The opening shot of the new film by the always-interesting, often-exasperating Anderson recurs several times: it's the wake of a big boat seen from the stern, the water churned and roiling, its sudsy foam suggestive of wash-me-clean redemption. As it trails out, it's like time itself: the past is getting more distant by the second and, as the camera's angle of view makes plain, the future is behind us, out of sight.
The visual motif may point to the film's impelling idea, but if so, it was long ago lost among grand set pieces and extravagant characterisations. Hoffman, Phoenix and Adams act their socks off (and have all justly earned Oscar nominations for their pains), but the harder they try the more the life seems to drain from the film as a whole.

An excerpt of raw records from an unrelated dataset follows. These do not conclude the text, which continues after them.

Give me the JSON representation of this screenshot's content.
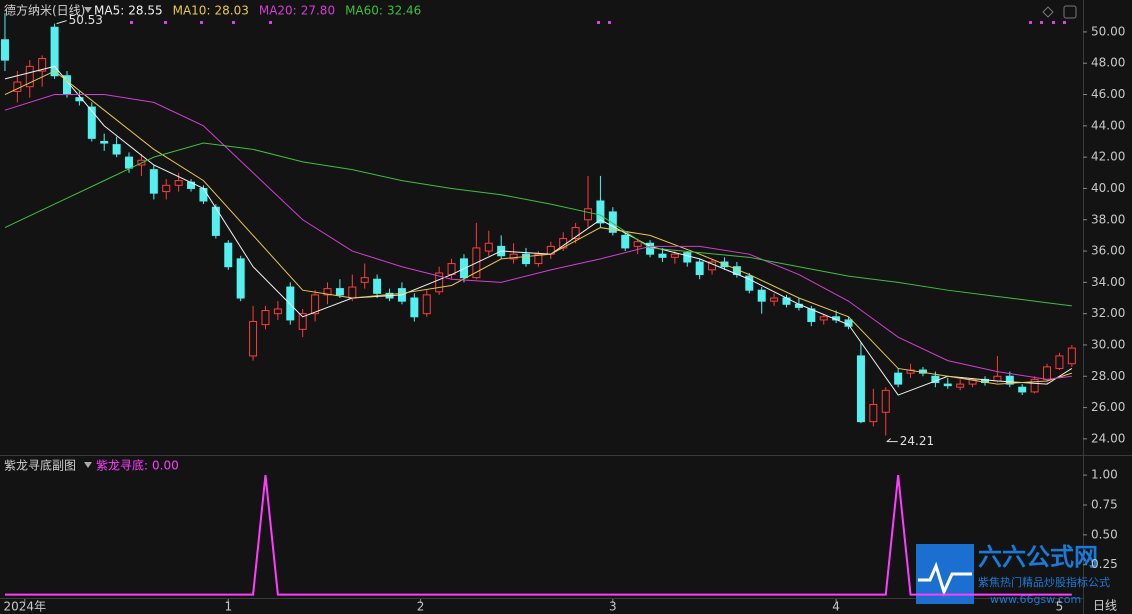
{
  "chart_data": [
    {
      "type": "candlestick",
      "title": "德方纳米(日线)",
      "candles": [
        [
          49.5,
          51.2,
          47.5,
          48.2
        ],
        [
          46.2,
          47.5,
          45.5,
          46.8
        ],
        [
          46.5,
          48.2,
          45.8,
          47.8
        ],
        [
          47.5,
          48.5,
          46.5,
          48.3
        ],
        [
          50.3,
          50.53,
          47,
          47.2
        ],
        [
          47.2,
          47.5,
          45.8,
          46
        ],
        [
          45.8,
          46.2,
          45.3,
          45.6
        ],
        [
          45.2,
          45.5,
          43,
          43.2
        ],
        [
          43,
          43.5,
          42.4,
          42.9
        ],
        [
          42.8,
          43.3,
          42,
          42.2
        ],
        [
          42,
          42.3,
          41,
          41.3
        ],
        [
          41.5,
          42.2,
          40.8,
          41.8
        ],
        [
          41.2,
          41.5,
          39.3,
          39.7
        ],
        [
          39.8,
          40.6,
          39.3,
          40.2
        ],
        [
          40.2,
          41,
          39.8,
          40.5
        ],
        [
          40.4,
          40.6,
          39.8,
          40
        ],
        [
          40,
          40.2,
          39,
          39.2
        ],
        [
          38.8,
          39,
          36.8,
          37
        ],
        [
          36.5,
          36.7,
          34.8,
          35
        ],
        [
          35.5,
          35.7,
          32.8,
          33
        ],
        [
          29.3,
          32.5,
          29,
          31.5
        ],
        [
          31.3,
          32.5,
          31,
          32.2
        ],
        [
          32,
          32.8,
          31.6,
          32.3
        ],
        [
          33.7,
          34,
          31.3,
          31.6
        ],
        [
          31,
          32.3,
          30.5,
          32
        ],
        [
          32,
          33.5,
          31.5,
          33.2
        ],
        [
          33.2,
          34,
          32.6,
          33.6
        ],
        [
          33.6,
          34.2,
          33,
          33.2
        ],
        [
          33,
          34.5,
          32.8,
          33.7
        ],
        [
          34,
          35.2,
          33.6,
          34.3
        ],
        [
          34.2,
          34.5,
          33,
          33.3
        ],
        [
          33.3,
          33.6,
          32.8,
          33
        ],
        [
          33.6,
          34,
          32.6,
          32.8
        ],
        [
          33,
          33.3,
          31.5,
          31.8
        ],
        [
          32,
          33.5,
          31.8,
          33.2
        ],
        [
          33.4,
          35,
          33.2,
          34.6
        ],
        [
          34.5,
          35.5,
          34.2,
          35.2
        ],
        [
          35.5,
          35.8,
          34,
          34.3
        ],
        [
          34.3,
          37.8,
          34.2,
          36.2
        ],
        [
          36,
          37.3,
          35.7,
          36.5
        ],
        [
          36.3,
          37,
          35.5,
          35.7
        ],
        [
          35.5,
          36.5,
          35.2,
          35.8
        ],
        [
          35.8,
          36.2,
          35,
          35.2
        ],
        [
          35.2,
          36,
          35,
          35.8
        ],
        [
          35.8,
          36.6,
          35.5,
          36.3
        ],
        [
          36.2,
          37.2,
          36,
          36.8
        ],
        [
          36.8,
          37.8,
          36.5,
          37.5
        ],
        [
          38,
          40.8,
          37.5,
          38.7
        ],
        [
          39.2,
          40.8,
          37.5,
          37.8
        ],
        [
          38.5,
          38.8,
          37,
          37.2
        ],
        [
          37,
          37.2,
          36,
          36.2
        ],
        [
          36.3,
          36.8,
          35.8,
          36.6
        ],
        [
          36.5,
          36.7,
          35.6,
          35.8
        ],
        [
          35.8,
          36.2,
          35.3,
          35.6
        ],
        [
          35.6,
          36,
          35.2,
          35.8
        ],
        [
          35.9,
          36,
          35,
          35.3
        ],
        [
          35.3,
          35.5,
          34.2,
          34.5
        ],
        [
          34.8,
          35.5,
          34.5,
          35.3
        ],
        [
          35.3,
          35.6,
          34.8,
          35
        ],
        [
          35,
          35.3,
          34.3,
          34.5
        ],
        [
          34.4,
          34.6,
          33.3,
          33.5
        ],
        [
          33.5,
          33.7,
          32,
          32.8
        ],
        [
          32.8,
          33.3,
          32.5,
          33
        ],
        [
          33,
          33.2,
          32.4,
          32.6
        ],
        [
          32.6,
          33,
          32.2,
          32.4
        ],
        [
          32.3,
          32.5,
          31.2,
          31.5
        ],
        [
          31.6,
          32,
          31.3,
          31.8
        ],
        [
          31.8,
          32.2,
          31.4,
          31.6
        ],
        [
          31.6,
          31.8,
          31,
          31.2
        ],
        [
          29.3,
          30.2,
          25,
          25.1
        ],
        [
          25.1,
          27.2,
          24.8,
          26.2
        ],
        [
          25.7,
          27.3,
          24.21,
          27.1
        ],
        [
          28.2,
          28.5,
          27.3,
          27.5
        ],
        [
          28.2,
          28.8,
          27.9,
          28.4
        ],
        [
          28.4,
          28.6,
          28,
          28.2
        ],
        [
          28,
          28.3,
          27.3,
          27.6
        ],
        [
          27.5,
          27.9,
          27.2,
          27.4
        ],
        [
          27.3,
          27.8,
          27.1,
          27.5
        ],
        [
          27.5,
          27.9,
          27.3,
          27.8
        ],
        [
          27.8,
          28,
          27.4,
          27.6
        ],
        [
          27.7,
          29.3,
          27.6,
          28
        ],
        [
          28,
          28.3,
          27.3,
          27.5
        ],
        [
          27.3,
          27.5,
          26.8,
          27
        ],
        [
          27,
          28,
          26.9,
          27.8
        ],
        [
          27.8,
          28.8,
          27.6,
          28.6
        ],
        [
          28.5,
          29.5,
          28.4,
          29.3
        ],
        [
          28.8,
          30,
          28.6,
          29.8
        ]
      ],
      "up_color": "#ff3b3b",
      "down_color": "#54f0f0",
      "ma_x": [
        0,
        4,
        8,
        12,
        16,
        20,
        24,
        28,
        32,
        36,
        40,
        44,
        48,
        52,
        56,
        60,
        64,
        68,
        72,
        76,
        80,
        84,
        86
      ],
      "series": [
        {
          "name": "MA5:",
          "current": 28.55,
          "color": "#f0f0f0",
          "values": [
            47,
            47.8,
            44,
            41.5,
            40,
            35,
            31.8,
            33,
            33.2,
            34.5,
            36,
            35.8,
            38,
            36.3,
            35.5,
            34.2,
            32.6,
            31.3,
            26.8,
            28,
            27.7,
            27.5,
            28.5
          ]
        },
        {
          "name": "MA10:",
          "current": 28.03,
          "color": "#e8c84a",
          "values": [
            46,
            47.5,
            45,
            42.5,
            40.5,
            37,
            33.5,
            33,
            33.3,
            33.8,
            35.5,
            35.8,
            37.5,
            37,
            35.8,
            34.5,
            33,
            31.8,
            28.5,
            28,
            27.5,
            27.7,
            28.2
          ]
        },
        {
          "name": "MA20:",
          "current": 27.8,
          "current_label": "27.80",
          "color": "#d23fd2",
          "values": [
            45,
            46,
            46,
            45.5,
            44,
            41,
            38,
            36,
            35,
            34.2,
            34,
            34.8,
            35.5,
            36.3,
            36.3,
            35.8,
            34.5,
            32.8,
            30.5,
            29,
            28.3,
            27.8,
            28
          ]
        },
        {
          "name": "MA60:",
          "current": 32.46,
          "color": "#3fbf3f",
          "values": [
            37.5,
            39,
            40.5,
            42,
            42.9,
            42.5,
            41.7,
            41.2,
            40.5,
            40,
            39.6,
            39,
            38.3,
            36.2,
            35.9,
            35.6,
            35,
            34.4,
            34,
            33.5,
            33.1,
            32.7,
            32.5
          ]
        }
      ],
      "high_index": 4,
      "low_index": 71,
      "xlim": [
        -0.4,
        86.9
      ],
      "ylim": [
        22.97,
        52.04
      ],
      "yticks": [
        {
          "value": 24,
          "label": "24.00"
        },
        {
          "value": 26,
          "label": "26.00"
        },
        {
          "value": 28,
          "label": "28.00"
        },
        {
          "value": 30,
          "label": "30.00"
        },
        {
          "value": 32,
          "label": "32.00"
        },
        {
          "value": 34,
          "label": "34.00"
        },
        {
          "value": 36,
          "label": "36.00"
        },
        {
          "value": 38,
          "label": "38.00"
        },
        {
          "value": 40,
          "label": "40.00"
        },
        {
          "value": 42,
          "label": "42.00"
        },
        {
          "value": 44,
          "label": "44.00"
        },
        {
          "value": 46,
          "label": "46.00"
        },
        {
          "value": 48,
          "label": "48.00"
        },
        {
          "value": 50,
          "label": "50.00"
        }
      ],
      "xticks": [
        {
          "value": 1.6,
          "label": "2024年"
        },
        {
          "value": 18,
          "label": "1"
        },
        {
          "value": 33.5,
          "label": "2"
        },
        {
          "value": 49,
          "label": "3"
        },
        {
          "value": 67,
          "label": "4"
        },
        {
          "value": 85,
          "label": "5"
        }
      ],
      "period": "日线"
    },
    {
      "type": "line",
      "title": "紫龙寻底副图",
      "series": [
        {
          "name": "紫龙寻底:",
          "current": 0,
          "current_label": "0.00",
          "color": "#ff3cff",
          "values": [
            0,
            0,
            0,
            0,
            0,
            0,
            0,
            0,
            0,
            0,
            0,
            0,
            0,
            0,
            0,
            0,
            0,
            0,
            0,
            0,
            0,
            1,
            0,
            0,
            0,
            0,
            0,
            0,
            0,
            0,
            0,
            0,
            0,
            0,
            0,
            0,
            0,
            0,
            0,
            0,
            0,
            0,
            0,
            0,
            0,
            0,
            0,
            0,
            0,
            0,
            0,
            0,
            0,
            0,
            0,
            0,
            0,
            0,
            0,
            0,
            0,
            0,
            0,
            0,
            0,
            0,
            0,
            0,
            0,
            0,
            0,
            0,
            1,
            0,
            0,
            0,
            0,
            0,
            0,
            0,
            0,
            0,
            0,
            0,
            0,
            0,
            0
          ]
        }
      ],
      "ylim": [
        -0.02,
        1.16
      ],
      "yticks": [
        0.25,
        {
          "value": 0.5,
          "label": "0.50"
        },
        0.75,
        {
          "value": 1,
          "label": "1.00"
        }
      ]
    }
  ],
  "watermark": {
    "logo": "六六公式网",
    "tagline": "紫焦热门精品炒股指标公式",
    "url": "www.66gsw.com"
  }
}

Unlike the extraordinary There Will Be Blood, which distilled the sweep of history into a specific, compelling yarn, The Master is all character; story is only incidental. The result is that it disappoints even as it exhilarates.
The main character, played by Phoenix, is Freddy Quell (Anderson, who created a porn star called Diggler and an oilman called Plainview, is good with apt names). We meet him on a sundrenched Pacific island in the last hours of World War II, and he quickly impresses as a troubled soul, an able seaman who attends with equal single-mindedness to the manufacture and consumption of powerful liquor (which may explain why about 10 per cent of his lines are incomprehensible).
Back in civilian life, he has trouble adjusting, to put it mildly: employed as a portrait photographer in a department store, he attacks a customer out of rage against the middle-class complacency he sees all around him; he loses another, as a crop-picker, when one of his cocktail-making operations goes tragically wrong.